Man muß mit ihr einmal diesen Berg „erklimmen“. Der „feuerspeiende Bergeist“ wurde bereits mehrmals modernisiert und befindet sich im besten Zustand. Wenn auch der würzige Rauch von Tannen- und Fichtenscheiten längst Kohlen- und Dieselgerüchen weichen musste, so ist doch eine Zahnradbahnfahrt vom Wolfgangsee auf diesen großartigen Aussichtsberg, ein seltenes Erlebnis.

Wegen seiner einmaligen Gipfelschau – kein naher Berg hemmt die Sicht in alle Himmelsrichtungen – wurde der Schafberg oftmals als österreichischer Rigi bezeichnet. Hier oben befindet sich neben einem Hotel die urige Schutzhütte Himmelspforte. Richtung Mondsee fällt die beeindruckende Nordwand senkrecht in die Tiefe.
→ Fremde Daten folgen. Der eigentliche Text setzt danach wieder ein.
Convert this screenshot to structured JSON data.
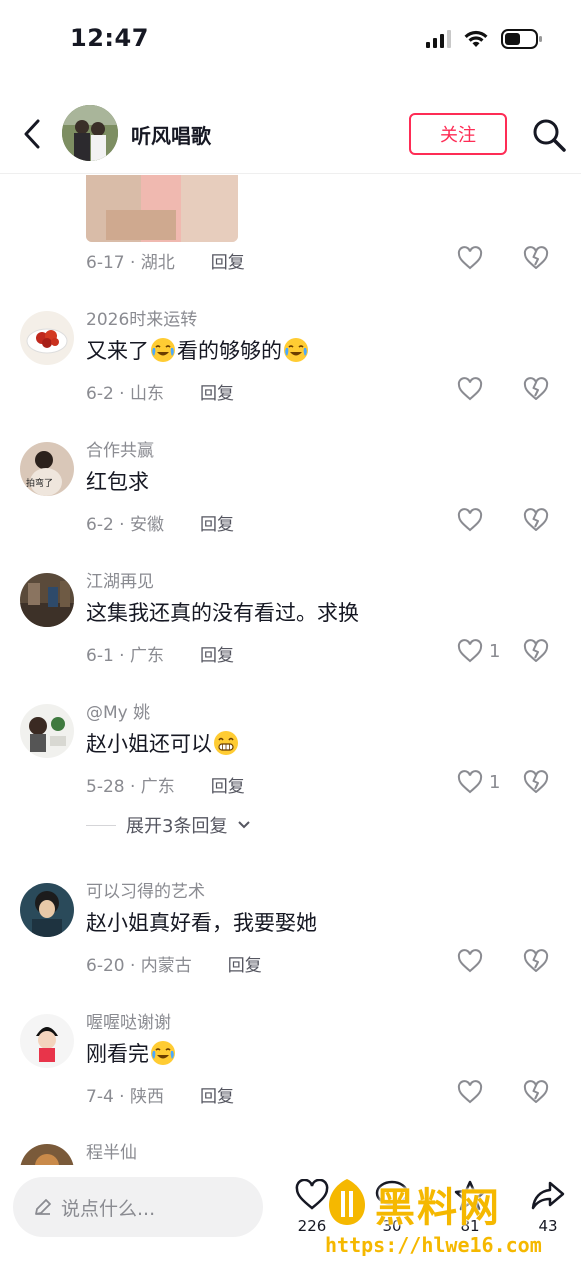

Wer nicht am Gipfel kleben bleiben will, sollte über den großartigen Felsgrat hinüber zum „zweiten Gipfel“, dem sogenannten „Teufels-Abriß“, wandern. Einige Vorsicht ist hier geboten, direkt vom Fuß bricht die Felswand senkrecht in die schaurige Tiefe, aus der die winzigen Schafbergseen blauäugig heraufleuchten. Wer es weniger spektakulär braucht, der kann über die Schafbergalpe und anschließenden Forststraßen zurück nach St. Gilgen wandern.